In light of this week’s news that the U.S. government has been engaging in a massive domestic spying program of U.S. citizens’ phone and internet activities, I felt it was a good idea to take a trip in the Blogging Blue “wayback machine” to 2001.

See, back in 2001 then-U.S. Senator Russ Feingold was the only U.S. Senator to vote against the Patriot Act, and in the speech he gave explaining his opposition to the Patriot Act, he foresaw precisely the kind of situation we’re faced with right now.

Here’s an excerpt from Sen. Feingold’s speech.

One provision that troubles me a great deal is a provision that permits the government under FISA to compel the production of records from any business regarding any person, if that information is sought in connection with an investigation of terrorism or espionage.
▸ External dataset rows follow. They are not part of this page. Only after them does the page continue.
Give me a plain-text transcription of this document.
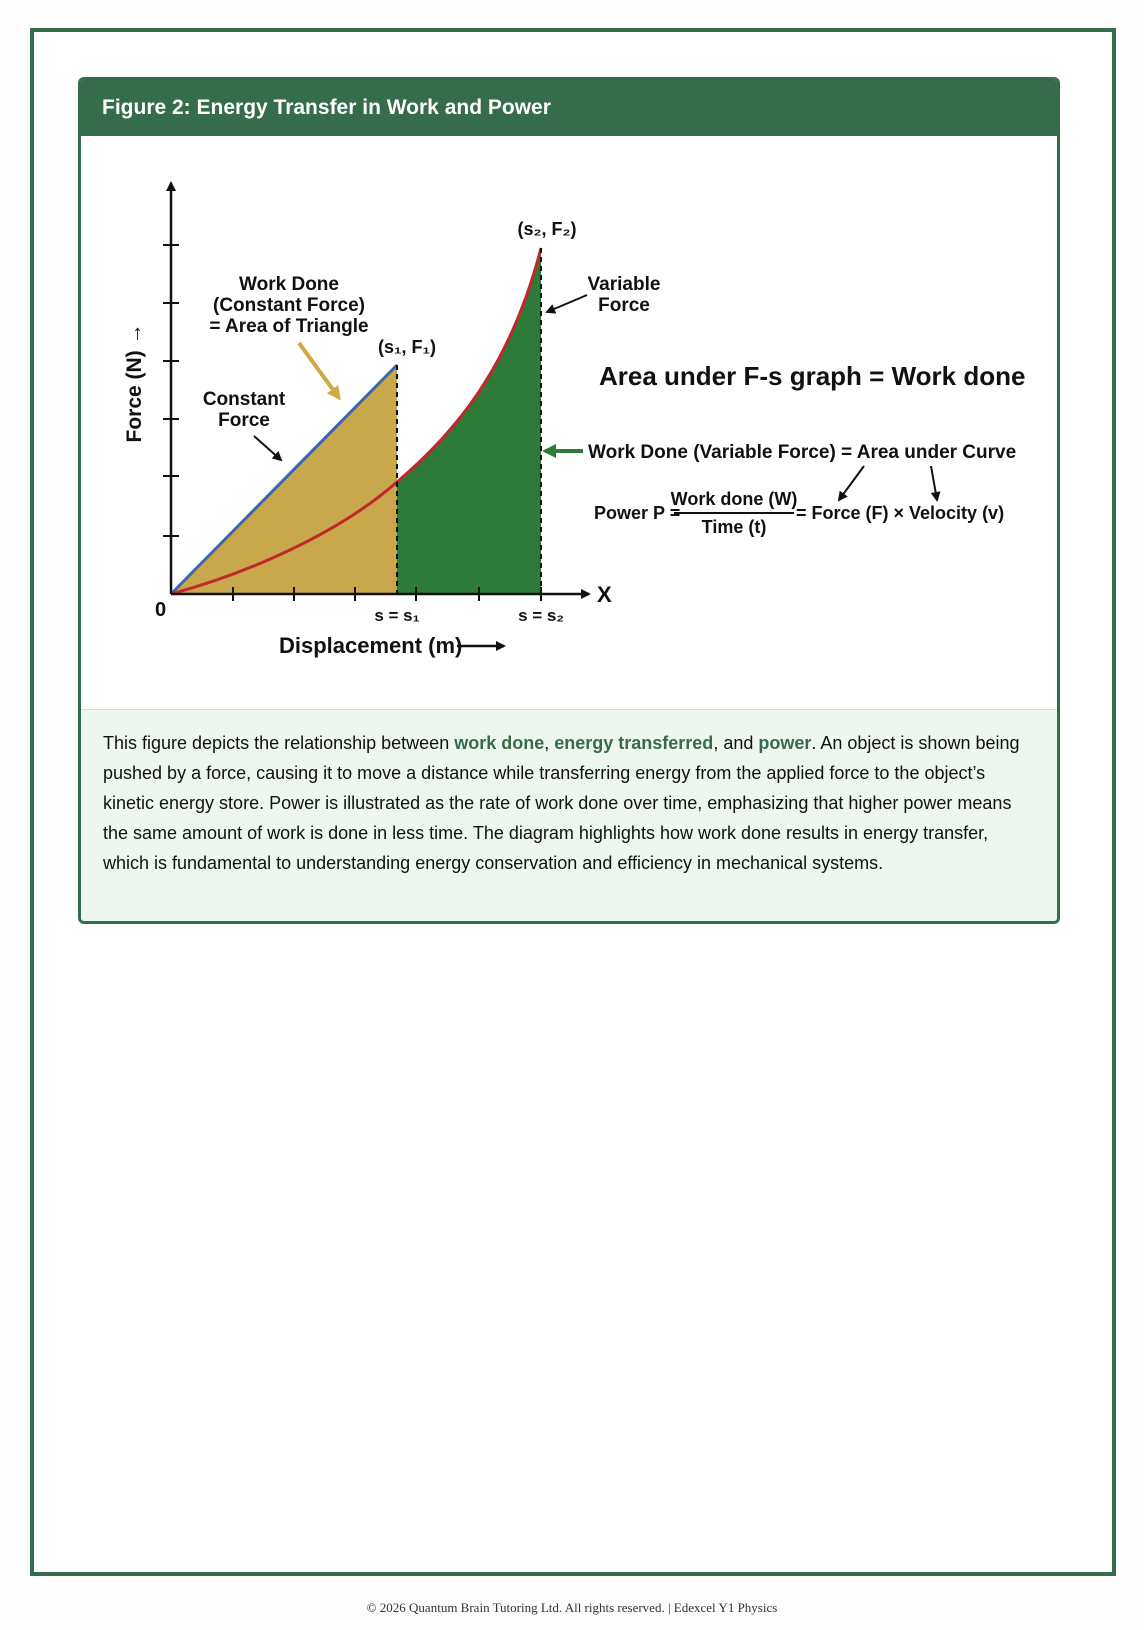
Figure 2: Energy Transfer in Work and Power
Force (N) →
Displacement (m)
0
X
(s₁, F₁)
(s₂, F₂)
s = s₁	s = s₂
Work Done
(Constant Force)
= Area of Triangle
Constant
Force
Variable
Force
Area under F-s graph = Work done
Work Done (Variable Force) = Area under Curve
Power P =
Work done (W)
Time (t)
= Force (F) × Velocity (v)
This figure depicts the relationship between work done, energy transferred, and power. An object is shown being pushed by a force, causing it to move a distance while transferring energy from the applied force to the object’s kinetic energy store. Power is illustrated as the rate of work done over time, emphasizing that higher power means the same amount of work is done in less time. The diagram highlights how work done results in energy transfer, which is fundamental to understanding energy conservation and efficiency in mechanical systems.
© 2026 Quantum Brain Tutoring Ltd. All rights reserved. | Edexcel Y1 Physics
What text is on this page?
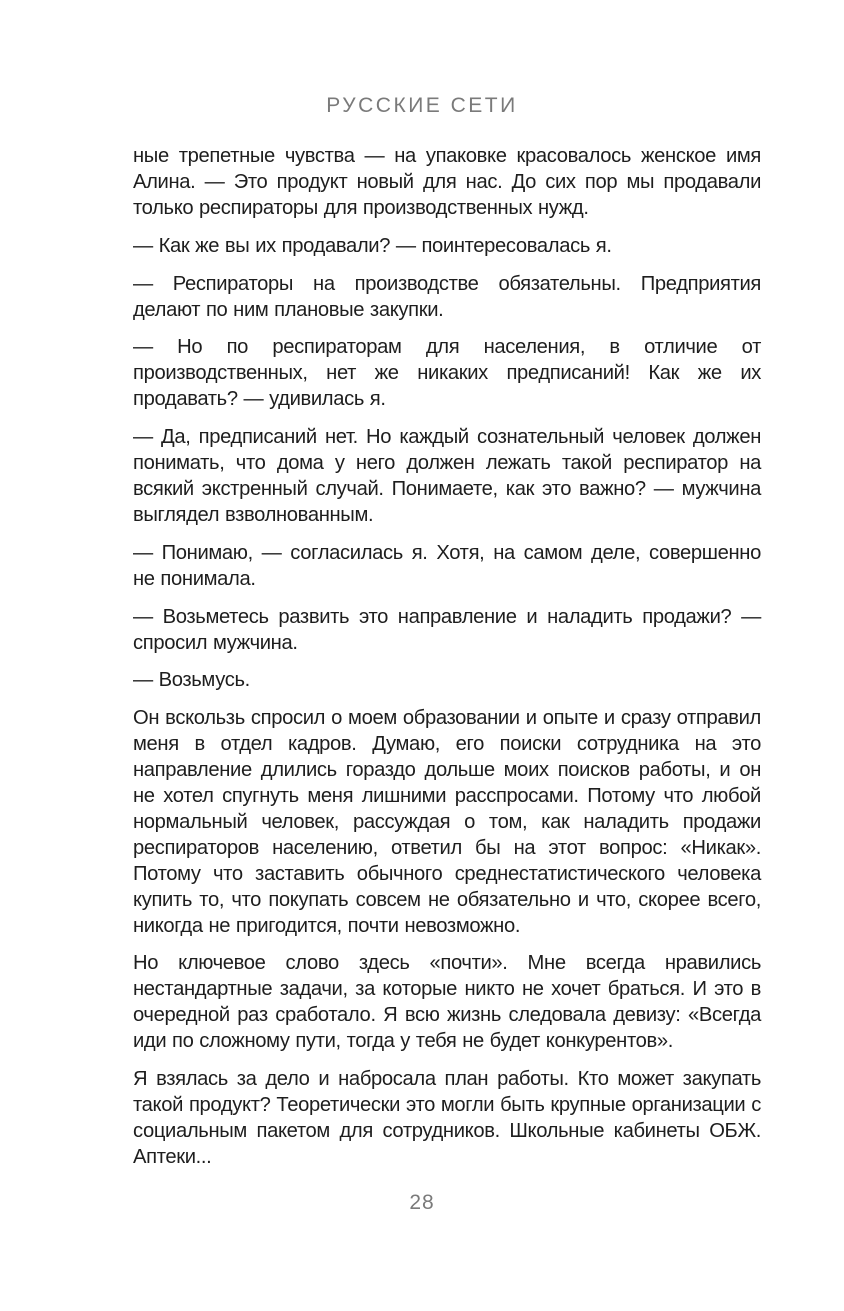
РУССКИЕ СЕТИ

ные трепетные чувства — на упаковке красовалось женское имя Алина. — Это продукт новый для нас. До сих пор мы продавали только респираторы для производственных нужд.

— Как же вы их продавали? — поинтересовалась я.

— Респираторы на производстве обязательны. Предприятия делают по ним плановые закупки.

— Но по респираторам для населения, в отличие от производственных, нет же никаких предписаний! Как же их продавать? — удивилась я.

— Да, предписаний нет. Но каждый сознательный человек должен понимать, что дома у него должен лежать такой респиратор на всякий экстренный случай. Понимаете, как это важно? — мужчина выглядел взволнованным.

— Понимаю, — согласилась я. Хотя, на самом деле, совершенно не понимала.

— Возьметесь развить это направление и наладить продажи? — спросил мужчина.

— Возьмусь.

Он вскользь спросил о моем образовании и опыте и сразу отправил меня в отдел кадров. Думаю, его поиски сотрудника на это направление длились гораздо дольше моих поисков работы, и он не хотел спугнуть меня лишними расспросами. Потому что любой нормальный человек, рассуждая о том, как наладить продажи респираторов населению, ответил бы на этот вопрос: «Никак». Потому что заставить обычного среднестатистического человека купить то, что покупать совсем не обязательно и что, скорее всего, никогда не пригодится, почти невозможно.

Но ключевое слово здесь «почти». Мне всегда нравились нестандартные задачи, за которые никто не хочет браться. И это в очередной раз сработало. Я всю жизнь следовала девизу: «Всегда иди по сложному пути, тогда у тебя не будет конкурентов».

Я взялась за дело и набросала план работы. Кто может закупать такой продукт? Теоретически это могли быть крупные организации с социальным пакетом для сотрудников. Школьные кабинеты ОБЖ. Аптеки...

28
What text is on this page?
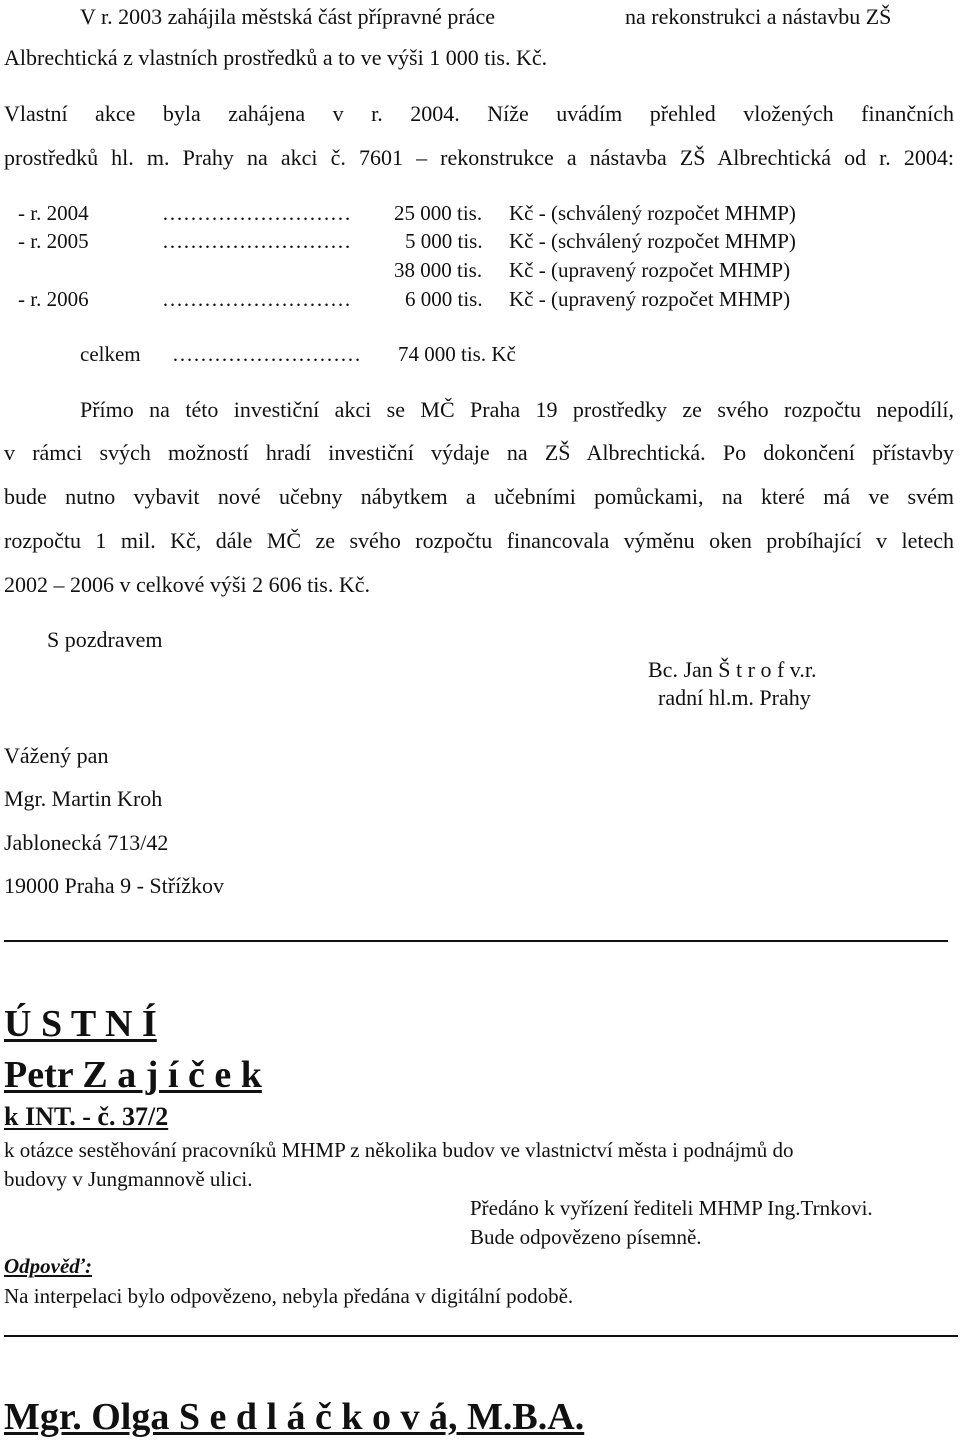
V r. 2003 zahájila městská část přípravné práce	na rekonstrukci a nástavbu ZŠ
Albrechtická z vlastních prostředků a to ve výši 1 000 tis. Kč.
Vlastní akce byla zahájena v r. 2004. Níže uvádím přehled vložených finančních
prostředků hl. m. Prahy na akci č. 7601 – rekonstrukce a nástavba ZŠ Albrechtická od r. 2004:
- r. 2004	……………………… 25 000 tis. Kč - (schválený rozpočet MHMP)
- r. 2005	………………………	5 000 tis. Kč - (schválený rozpočet MHMP)
38 000 tis. Kč - (upravený rozpočet MHMP)
- r. 2006	………………………	6 000 tis. Kč - (upravený rozpočet MHMP)
celkem ……………………… 74 000 tis. Kč
Přímo na této investiční akci se MČ Praha 19 prostředky ze svého rozpočtu nepodílí,
v rámci svých možností hradí investiční výdaje na ZŠ Albrechtická. Po dokončení přístavby
bude nutno vybavit nové učebny nábytkem a učebními pomůckami, na které má ve svém
rozpočtu 1 mil. Kč, dále MČ ze svého rozpočtu financovala výměnu oken probíhající v letech
2002 – 2006 v celkové výši 2 606 tis. Kč.
S pozdravem
Bc. Jan Š t r o f v.r.
radní hl.m. Prahy
Vážený pan
Mgr. Martin Kroh
Jablonecká 713/42
19000 Praha 9 - Střížkov
Ú S T N Í
Petr Z a j í č e k
k INT. - č. 37/2
k otázce sestěhování pracovníků MHMP z několika budov ve vlastnictví města i podnájmů do
budovy v Jungmannově ulici.
Předáno k vyřízení řediteli MHMP Ing.Trnkovi.
Bude odpovězeno písemně.
Odpověď:
Na interpelaci bylo odpovězeno, nebyla předána v digitální podobě.
Mgr. Olga S e d l á č k o v á, M.B.A.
Now we’re not talking here about travel records pertaining to a terrorist suspect, which we all can see can be highly relevant to an investigation of a terrorist plot. FISA already gives the FBI the power to get airline, train, hotel, car rental and other records of a suspect.

But under this bill, the government can compel the disclosure of the personal records of anyone — perhaps someone who worked with, or lived next door to, or went to school with, or sat on an airplane with, or has been seen in the company of, or whose phone number was called by — the target of the investigation.

And under this new provisions all business records can be compelled, including those containing sensitive personal information like medical records from hospitals or doctors, or educational records, or records of what books someone has taken out of the library. This is an enormous expansion of authority, under a law that provides only minimal judicial supervision.